An employment statement must contain all of the essential elements of a contract including the following information:

1. The names of the employer and employee

2. The employee's job title and/or a brief description of the work that they will be doing

3. Place of work or an indication that the employee may work at various places and if that is the case provide a list of those places (where known) including the employer's address

4. Certain details where the employee is required to work outside of the UK for more than one month

5. The date on which the continuous employment began including any period of continuous employment with a previous employer

6. Details of the scale/rate of remuneration and intervals of pay

7. Terms and conditions relating to hours of work including normal hours of work and contractual overtime

8. Where the employment is not intended to be permanent, the period for which it is expected to continue, or if a fixed-term contract, its expiry date

9. Details of holiday entitlement, including public holidays and holiday pay (and sufficient information to allow precise calculation of entitlement)
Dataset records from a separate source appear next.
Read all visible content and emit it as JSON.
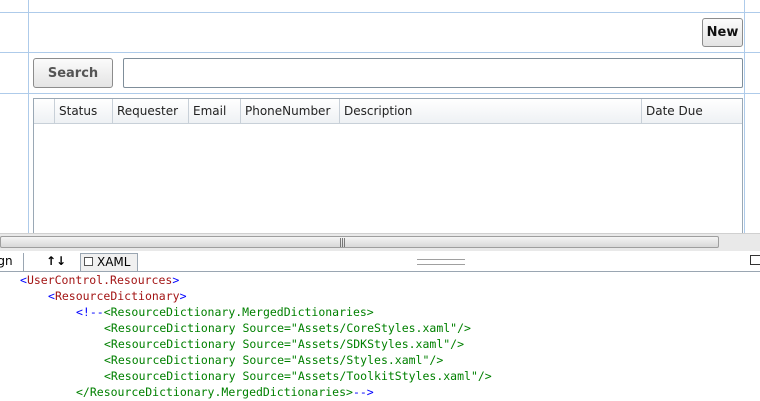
{
  "designer": {
    "new_button": "New",
    "search_button": "Search",
    "search_value": "",
    "columns": [
      "",
      "Status",
      "Requester",
      "Email",
      "PhoneNumber",
      "Description",
      "Date Due"
    ]
  },
  "splitter": {
    "grip": "|||"
  },
  "tabs": {
    "design": "ign",
    "swap": "↑↓",
    "xaml": "XAML"
  },
  "code": [
    {
      "indent": 0,
      "parts": [
        [
          "p",
          "<"
        ],
        [
          "t",
          "UserControl.Resources"
        ],
        [
          "p",
          ">"
        ]
      ]
    },
    {
      "indent": 1,
      "parts": [
        [
          "p",
          "<"
        ],
        [
          "t",
          "ResourceDictionary"
        ],
        [
          "p",
          ">"
        ]
      ]
    },
    {
      "indent": 2,
      "parts": [
        [
          "p",
          "<!--"
        ],
        [
          "c",
          "<ResourceDictionary.MergedDictionaries>"
        ]
      ]
    },
    {
      "indent": 3,
      "parts": [
        [
          "c",
          "<ResourceDictionary Source=\"Assets/CoreStyles.xaml\"/>"
        ]
      ]
    },
    {
      "indent": 3,
      "parts": [
        [
          "c",
          "<ResourceDictionary Source=\"Assets/SDKStyles.xaml\"/>"
        ]
      ]
    },
    {
      "indent": 3,
      "parts": [
        [
          "c",
          "<ResourceDictionary Source=\"Assets/Styles.xaml\"/>"
        ]
      ]
    },
    {
      "indent": 3,
      "parts": [
        [
          "c",
          "<ResourceDictionary Source=\"Assets/ToolkitStyles.xaml\"/>"
        ]
      ]
    },
    {
      "indent": 2,
      "parts": [
        [
          "c",
          "</ResourceDictionary.MergedDictionaries>"
        ],
        [
          "p",
          "-->"
        ]
      ]
    }
  ],
  "colors": {
    "grid_lines": "#aecbea",
    "xml_tag": "#a31515",
    "xml_punct": "#0000ff",
    "comment": "#008000"
  }
}
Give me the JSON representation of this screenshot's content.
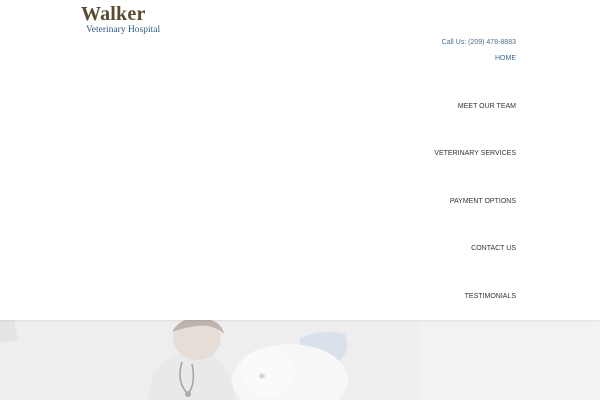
{
  "brand": {
    "name": "Walker",
    "subtitle": "Veterinary Hospital",
    "name_color": "#5b4a2e",
    "subtitle_color": "#2f5a84"
  },
  "contact": {
    "phone_label": "Call Us: (209) 478-8883"
  },
  "nav": {
    "items": [
      {
        "label": "HOME",
        "active": true
      },
      {
        "label": "MEET OUR TEAM",
        "active": false
      },
      {
        "label": "VETERINARY SERVICES",
        "active": false
      },
      {
        "label": "PAYMENT OPTIONS",
        "active": false
      },
      {
        "label": "CONTACT US",
        "active": false
      },
      {
        "label": "TESTIMONIALS",
        "active": false
      }
    ],
    "active_color": "#3c6a94"
  },
  "hero": {
    "image": "veterinarian-with-white-dog-photo"
  }
}
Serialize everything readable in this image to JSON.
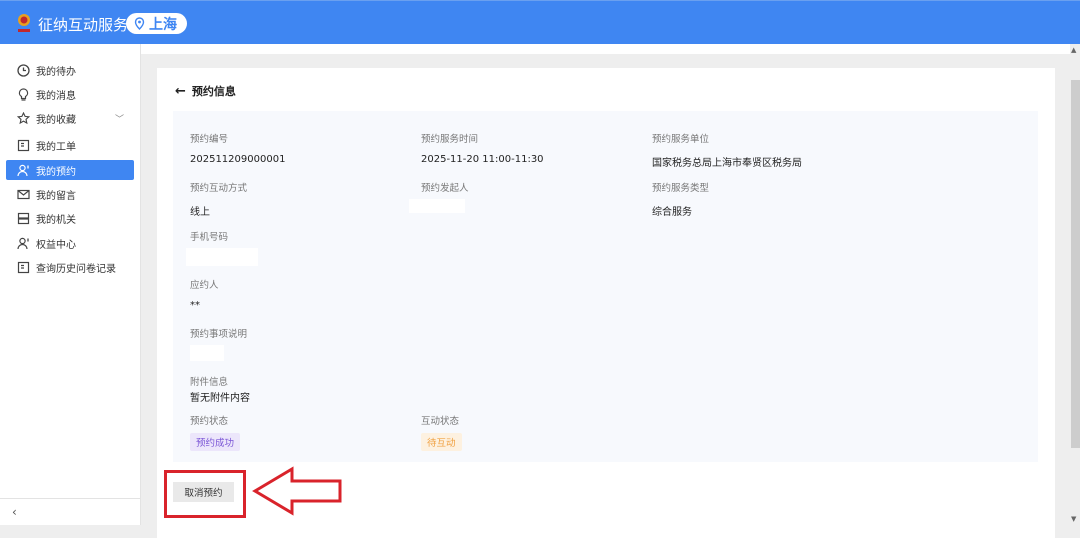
{
  "header": {
    "app_title": "征纳互动服务",
    "city": "上海",
    "brand_color": "#3f86f2"
  },
  "sidebar": {
    "items": [
      {
        "label": "我的待办",
        "icon": "clock-icon"
      },
      {
        "label": "我的消息",
        "icon": "bulb-icon"
      },
      {
        "label": "我的收藏",
        "icon": "star-icon"
      },
      {
        "label": "我的工单",
        "icon": "doc-icon"
      },
      {
        "label": "我的预约",
        "icon": "user-icon"
      },
      {
        "label": "我的留言",
        "icon": "mail-icon"
      },
      {
        "label": "我的机关",
        "icon": "server-icon"
      },
      {
        "label": "权益中心",
        "icon": "user-icon"
      },
      {
        "label": "查询历史问卷记录",
        "icon": "doc-icon"
      }
    ],
    "collapse": "‹"
  },
  "page": {
    "title": "预约信息",
    "fields": {
      "id_label": "预约编号",
      "id": "202511209000001",
      "time_label": "预约服务时间",
      "time": "2025-11-20 11:00-11:30",
      "unit_label": "预约服务单位",
      "unit": "国家税务总局上海市奉贤区税务局",
      "mode_label": "预约互动方式",
      "mode": "线上",
      "initiator_label": "预约发起人",
      "type_label": "预约服务类型",
      "type": "综合服务",
      "phone_label": "手机号码",
      "respondent_label": "应约人",
      "respondent": "**",
      "desc_label": "预约事项说明",
      "attach_label": "附件信息",
      "attach": "暂无附件内容",
      "status_label": "预约状态",
      "status": "预约成功",
      "interact_label": "互动状态",
      "interact": "待互动"
    },
    "cancel_label": "取消预约"
  }
}
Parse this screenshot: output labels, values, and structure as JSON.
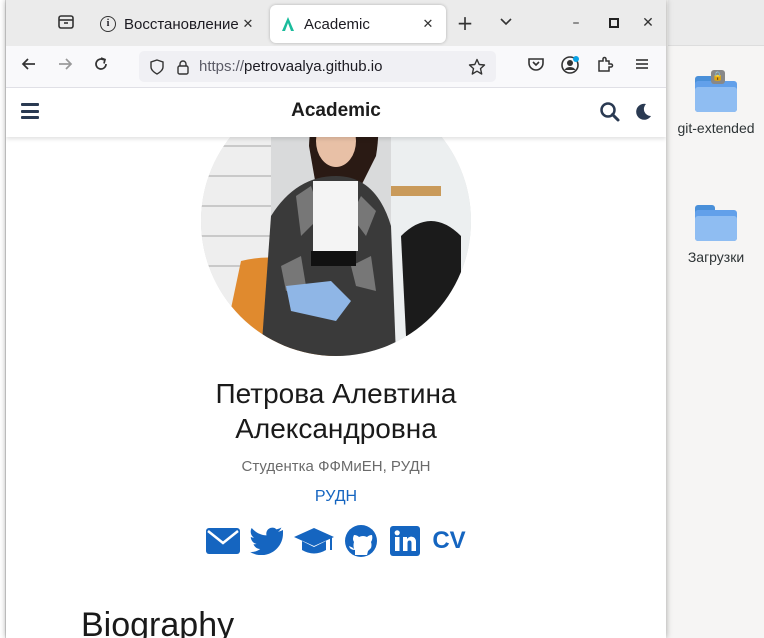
{
  "desktop": {
    "icons": [
      {
        "label": "git-extended"
      },
      {
        "label": "Загрузки"
      }
    ]
  },
  "browser": {
    "tabs": [
      {
        "label": "Восстановление с",
        "icon": "info-icon"
      },
      {
        "label": "Academic",
        "icon": "academic-logo-icon"
      }
    ],
    "url_scheme": "https://",
    "url_host": "petrovaalya.github.io"
  },
  "site": {
    "title": "Academic",
    "accent": "#1565c0"
  },
  "profile": {
    "name_line1": "Петрова Алевтина",
    "name_line2": "Александровна",
    "role": "Студентка ФФМиЕН, РУДН",
    "organization": "РУДН",
    "cv_label": "CV",
    "social_icons": [
      "envelope-icon",
      "twitter-icon",
      "graduation-cap-icon",
      "github-icon",
      "linkedin-icon"
    ]
  },
  "sections": {
    "biography_heading": "Biography"
  }
}
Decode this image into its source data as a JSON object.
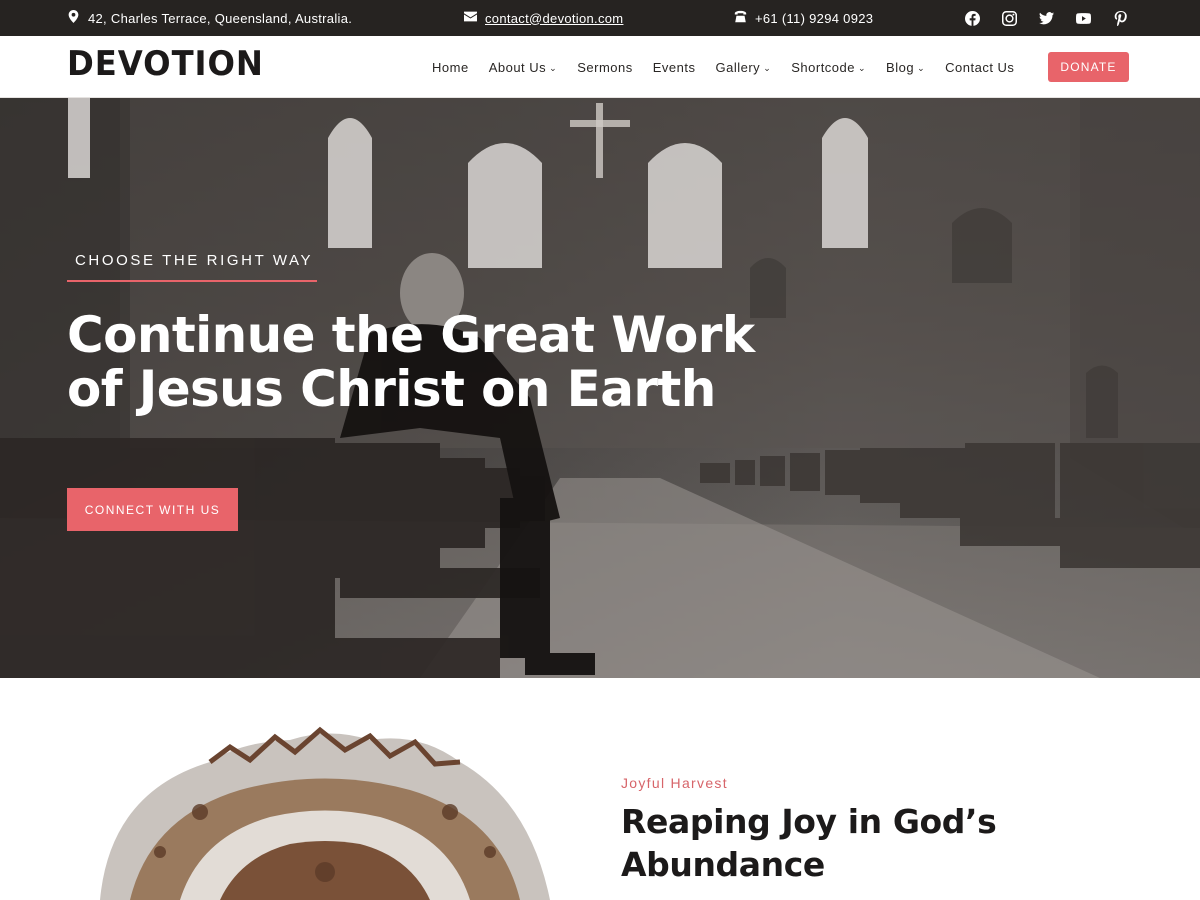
{
  "topbar": {
    "address": "42, Charles Terrace, Queensland, Australia.",
    "email": "contact@devotion.com",
    "phone": "+61 (11) 9294 0923",
    "social": [
      "facebook-icon",
      "instagram-icon",
      "twitter-icon",
      "youtube-icon",
      "pinterest-icon"
    ]
  },
  "header": {
    "logo": "DEVOTION",
    "nav": [
      {
        "label": "Home",
        "dropdown": false
      },
      {
        "label": "About Us",
        "dropdown": true
      },
      {
        "label": "Sermons",
        "dropdown": false
      },
      {
        "label": "Events",
        "dropdown": false
      },
      {
        "label": "Gallery",
        "dropdown": true
      },
      {
        "label": "Shortcode",
        "dropdown": true
      },
      {
        "label": "Blog",
        "dropdown": true
      },
      {
        "label": "Contact Us",
        "dropdown": false
      }
    ],
    "donate_label": "DONATE"
  },
  "hero": {
    "kicker": "CHOOSE THE RIGHT WAY",
    "headline_line1": "Continue the Great Work",
    "headline_line2": "of Jesus Christ on Earth",
    "cta_label": "CONNECT WITH US"
  },
  "feature": {
    "tag": "Joyful Harvest",
    "title_line1": "Reaping Joy in God’s",
    "title_line2": "Abundance"
  },
  "colors": {
    "accent": "#e8646a",
    "topbar_bg": "#262321",
    "text_dark": "#1c1a1a"
  }
}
10. Terms and conditions relating to incapacity for work due to sickness or injury, including provisions relating to sick pay

11. Rules relating to pensions and pension schemes

12. The length of notice required by each party

13. The name of the person to whom the employee can appeal to if they are dissatisfied with any disciplinary decision

14. The name of the person to whom the employee can apply to if they wish to raise any grievance relating to their employment

15. Disciplinary rules or details of where they can be found

16. Dismissal, disciplinary and grievance procedures and explanation of the steps you will take after receiving a disciplinary appeal or grievance or details of where they can be found

17. Any collective agreements which directly affect the terms and conditions of employment, including, where the employee is not a party, the persons by whom they were made

18. Any other term which in view of its importance is an essential part of the contract

As well as the above, employees and workers in England, Wales and Scotland who start work on or after 6 April 2020 must also receive the following:

19. The days of the week the individual is required to work; whether or not such hours or days may be variable; and, if so, how they vary or how that variation is decided

20. Details of any probationary period, including its length and any conditions

21. Details of any other benefits you provide

22. Details of any other paid leave you provide, e.g. maternity leave (even if it's just statutory) –

23. Details of any training you'll provide, including any part of that training that you require the individual to complete and whether you'll pay for it.

For individuals working in England, Wales and Scotland, items 10, 11, 15, 16, 22 and 23 can be contained in separate documents, such as an employee handbook, as long as they are easily accessible. The rest must be placed within a single statement.

For individuals working in Northern Ireland, items 10 to 12 and 15 and 16 may be contained in separate documents, such as an employee handbook, as long as they are easily accessible. The rest must be placed within a single statement.

It is recommended to have in an employment contract a single statement or all of the essential terms, together with any other relevant terms, to enable an employee to access them quickly.

If there are any changes to the employment statement that you give to any one or more of your employees (or workers in England, Wales and Scotland) then you must give them a written statement setting out the details of the change within one month of the change taking effect.

If you fail to provide a complete written statement or fail to tell them about a change to the information in it, employees (and workers in in England, Wales and Scotland) can't make a tribunal claim about just that fact. However, they can include it if they make a tribunal claim for some other (allowed) reason. If successful you can be made to pay up to 4 weeks' pay, plus any other compensation they're awarded.